These days, the average conference is a mandatory work engagement centered around learning “Five Ways To Do X For Your Business” while you sit in a badly lit ballroom eating poorly made food with a bunch of strangers staring at their cell phones. A few conferences stand apart from the rest and offer a world of wonder. The best include the famous SXSW, which has become a music and media mecca, while TED has been crowned king of the genre.

Now, Sarasota hopes to join the royalty with a conference of its own.

PINC. Sarasota, which stands for People, Ideas, Nature, and Creativity, is decidedly an “un”-conference with a searing spotlight on innovation and inspiration. The day holds a cascade of impressive presentations delivered by a superb selection of international speakers, artists, and performers from every imaginable discipline, from environmentalists to world-champion whistlers.

This year, PINC hosted the almost-infamous Temple Grandin, whom Time Magazine designated as a “Hero.” Many are already familiar with her work, as she has revolutionized a good portion of the food industry while also bringing awareness to autism, a condition she herself lives with.

At this year’s PINC, Grandin received a standing ovation for her speech on how we, as a society, are failing to look at things creatively, but are instead conforming to the system’s standards. She credits her autism-influenced outside-the-box thinking for allowing her to see a new perspective on old topics.
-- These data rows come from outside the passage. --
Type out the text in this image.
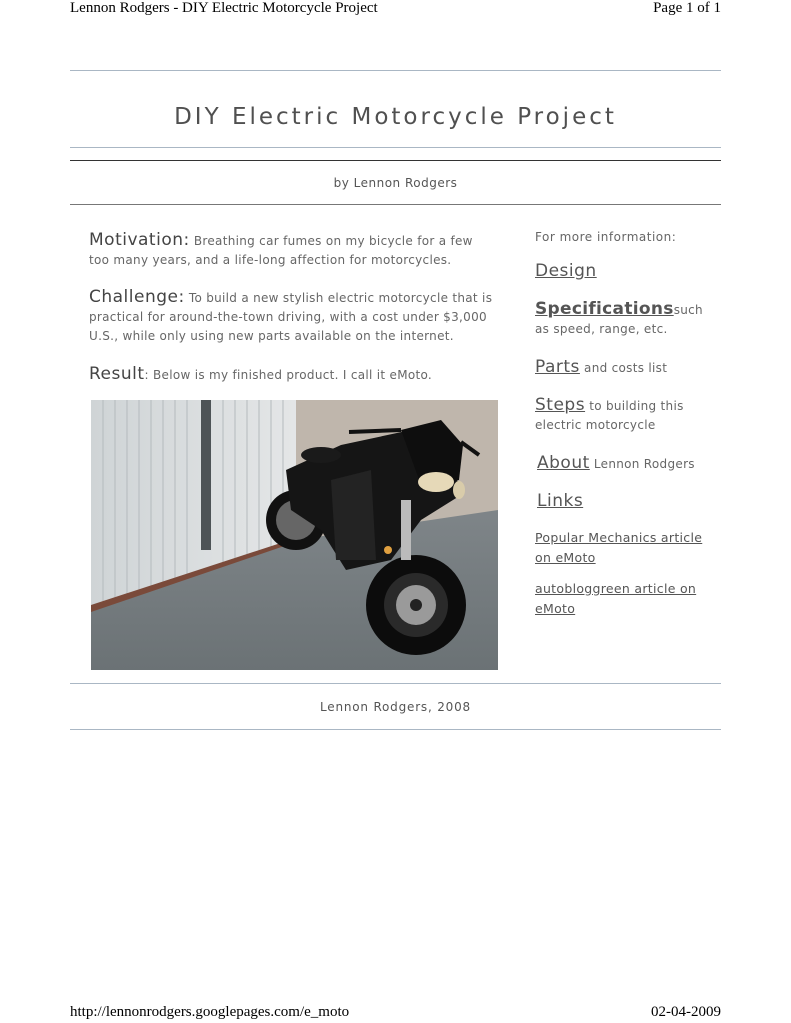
Lennon Rodgers - DIY Electric Motorcycle Project	Page 1 of 1
DIY Electric Motorcycle Project
by Lennon Rodgers
Motivation: Breathing car fumes on my bicycle for a few too many years, and a life-long affection for motorcycles.
Challenge: To build a new stylish electric motorcycle that is practical for around-the-town driving, with a cost under $3,000 U.S., while only using new parts available on the internet.
Result: Below is my finished product. I call it eMoto.
For more information:
Design
Specificationssuch as speed, range, etc.
Parts and costs list
Steps to building this electric motorcycle
About Lennon Rodgers
Links
Popular Mechanics article on eMoto
autobloggreen article on eMoto
Lennon Rodgers, 2008
http://lennonrodgers.googlepages.com/e_moto	02-04-2009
She urges us, the consumer, to put in the effort to ask the questions and be a part of the answers.

“The ag industry needs to work harder to communicate with the consumer,” she says plainly, “but consumers have to work on looking things up.”
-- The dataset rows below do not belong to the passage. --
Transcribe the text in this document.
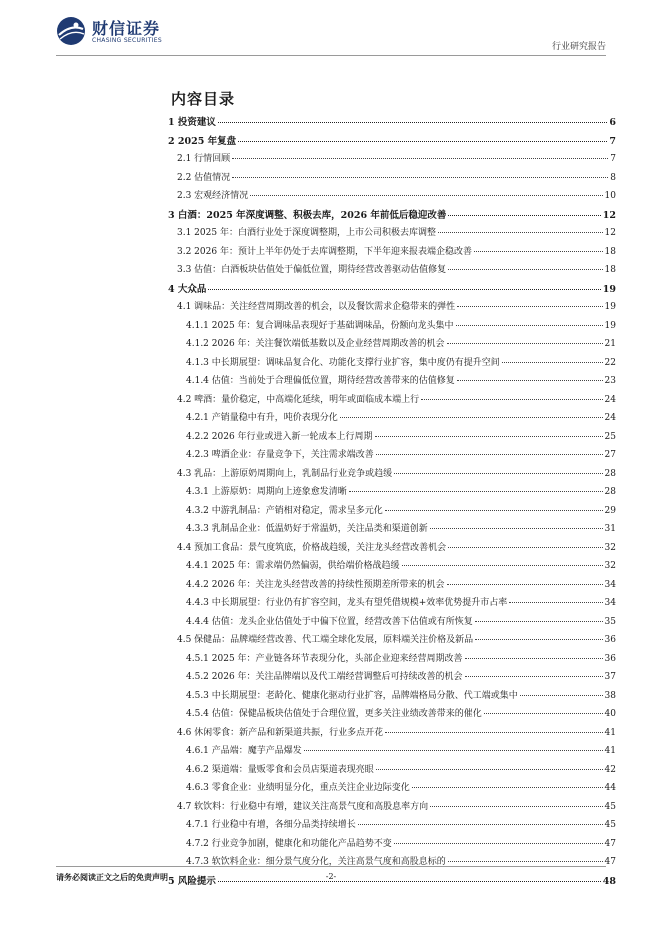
财信证券
CHASING SECURITIES
行业研究报告
内容目录
1 投资建议	6
2 2025 年复盘	7
2.1 行情回顾	7
2.2 估值情况	8
2.3 宏观经济情况	10
3 白酒：2025 年深度调整、积极去库，2026 年前低后稳迎改善	12
3.1 2025 年：白酒行业处于深度调整期，上市公司积极去库调整	12
3.2 2026 年：预计上半年仍处于去库调整期，下半年迎来报表端企稳改善	18
3.3 估值：白酒板块估值处于偏低位置，期待经营改善驱动估值修复	18
4 大众品	19
4.1 调味品：关注经营周期改善的机会，以及餐饮需求企稳带来的弹性	19
4.1.1 2025 年：复合调味品表现好于基础调味品，份额向龙头集中	19
4.1.2 2026 年：关注餐饮端低基数以及企业经营周期改善的机会	21
4.1.3 中长期展望：调味品复合化、功能化支撑行业扩容，集中度仍有提升空间	22
4.1.4 估值：当前处于合理偏低位置，期待经营改善带来的估值修复	23
4.2 啤酒：量价稳定，中高端化延续，明年或面临成本端上行	24
4.2.1 产销量稳中有升，吨价表现分化	24
4.2.2 2026 年行业或进入新一轮成本上行周期	25
4.2.3 啤酒企业：存量竞争下，关注需求端改善	27
4.3 乳品：上游原奶周期向上，乳制品行业竞争或趋缓	28
4.3.1 上游原奶：周期向上迹象愈发清晰	28
4.3.2 中游乳制品：产销相对稳定，需求呈多元化	29
4.3.3 乳制品企业：低温奶好于常温奶，关注品类和渠道创新	31
4.4 预加工食品：景气度筑底，价格战趋缓，关注龙头经营改善机会	32
4.4.1 2025 年：需求端仍然偏弱，供给端价格战趋缓	32
4.4.2 2026 年：关注龙头经营改善的持续性预期差所带来的机会	34
4.4.3 中长期展望：行业仍有扩容空间，龙头有望凭借规模+效率优势提升市占率	34
4.4.4 估值：龙头企业估值处于中偏下位置，经营改善下估值或有所恢复	35
4.5 保健品：品牌端经营改善、代工端全球化发展，原料端关注价格及新品	36
4.5.1 2025 年：产业链各环节表现分化，头部企业迎来经营周期改善	36
4.5.2 2026 年：关注品牌端以及代工端经营调整后可持续改善的机会	37
4.5.3 中长期展望：老龄化、健康化驱动行业扩容，品牌端格局分散、代工端或集中	38
4.5.4 估值：保健品板块估值处于合理位置，更多关注业绩改善带来的催化	40
4.6 休闲零食：新产品和新渠道共振，行业多点开花	41
4.6.1 产品端：魔芋产品爆发	41
4.6.2 渠道端：量贩零食和会员店渠道表现亮眼	42
4.6.3 零食企业：业绩明显分化，重点关注企业边际变化	44
4.7 软饮料：行业稳中有增，建议关注高景气度和高股息率方向	45
4.7.1 行业稳中有增，各细分品类持续增长	45
4.7.2 行业竞争加剧，健康化和功能化产品趋势不变	47
4.7.3 软饮料企业：细分景气度分化，关注高景气度和高股息标的	47
5 风险提示	48
请务必阅读正文之后的免责声明	-2-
Though she suggests the consumer be involved, she puts most of the onus on the food industry and is pleased with the progress it’s been making. “Management is the key,” she tells me, referring to how all the facets of the food industry can continue to improve. “Large or small, management has to care about doing things right.”
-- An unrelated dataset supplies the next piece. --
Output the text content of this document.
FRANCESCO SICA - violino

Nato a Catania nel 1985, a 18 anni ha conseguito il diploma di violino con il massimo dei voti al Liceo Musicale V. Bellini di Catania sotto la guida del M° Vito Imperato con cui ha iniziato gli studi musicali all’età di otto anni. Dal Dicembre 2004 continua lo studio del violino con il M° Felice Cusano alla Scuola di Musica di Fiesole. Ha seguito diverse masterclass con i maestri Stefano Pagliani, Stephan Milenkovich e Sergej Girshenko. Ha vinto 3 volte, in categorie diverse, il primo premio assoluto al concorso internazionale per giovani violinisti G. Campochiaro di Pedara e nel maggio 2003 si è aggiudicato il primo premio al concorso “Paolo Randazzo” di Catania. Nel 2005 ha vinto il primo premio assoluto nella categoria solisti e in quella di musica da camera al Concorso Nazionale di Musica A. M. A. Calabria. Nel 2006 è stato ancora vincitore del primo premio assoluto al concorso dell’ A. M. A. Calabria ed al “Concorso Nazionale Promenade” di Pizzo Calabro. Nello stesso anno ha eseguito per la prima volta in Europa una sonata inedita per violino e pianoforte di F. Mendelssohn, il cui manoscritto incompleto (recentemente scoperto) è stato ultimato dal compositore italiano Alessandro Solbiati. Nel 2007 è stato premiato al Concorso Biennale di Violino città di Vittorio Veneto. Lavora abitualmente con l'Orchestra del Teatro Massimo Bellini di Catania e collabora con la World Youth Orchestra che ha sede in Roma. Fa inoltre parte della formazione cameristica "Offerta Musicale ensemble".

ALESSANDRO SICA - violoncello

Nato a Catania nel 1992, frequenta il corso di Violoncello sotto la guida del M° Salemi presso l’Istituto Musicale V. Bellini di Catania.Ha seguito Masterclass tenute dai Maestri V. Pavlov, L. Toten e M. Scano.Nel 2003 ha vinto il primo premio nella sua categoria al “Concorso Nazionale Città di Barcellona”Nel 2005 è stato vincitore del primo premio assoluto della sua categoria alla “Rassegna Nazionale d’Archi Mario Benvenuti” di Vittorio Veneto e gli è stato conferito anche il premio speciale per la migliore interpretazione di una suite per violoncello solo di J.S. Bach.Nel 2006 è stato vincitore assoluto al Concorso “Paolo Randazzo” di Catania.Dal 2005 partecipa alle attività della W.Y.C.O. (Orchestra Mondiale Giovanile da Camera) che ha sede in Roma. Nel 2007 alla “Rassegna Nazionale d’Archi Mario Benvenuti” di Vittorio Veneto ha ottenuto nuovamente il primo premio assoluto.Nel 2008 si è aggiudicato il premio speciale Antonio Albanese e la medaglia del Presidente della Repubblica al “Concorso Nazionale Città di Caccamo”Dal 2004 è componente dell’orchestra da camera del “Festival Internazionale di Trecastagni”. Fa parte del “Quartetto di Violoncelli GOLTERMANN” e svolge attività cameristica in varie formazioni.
“There are drastic improvements since the ’80s and ’90s,” she continues, “like steam cabinets and hygienic skinning practices, and improvements on animal handling. I’ve been in the business for 40 years and can tell you that the supervision of employees, repairs and maintenance and simple improvements like non-slip flooring and better lighting, have really improved the food industry.”

Currently, her focus is on learning about using grazing animals for meat and crop rotation. “It creates better soil and a bigger variety of crops,” she says. “Switching away from monoculture to integrating grazing cattle for crop rotation improves the entire system. We’re just starting to see more of that, but we’ve got to use them right,” she says. “I’m learning about a lot of new things in the industry right now,” Grandin says, “but I’m focused on crop rotation. That’s really good stuff.”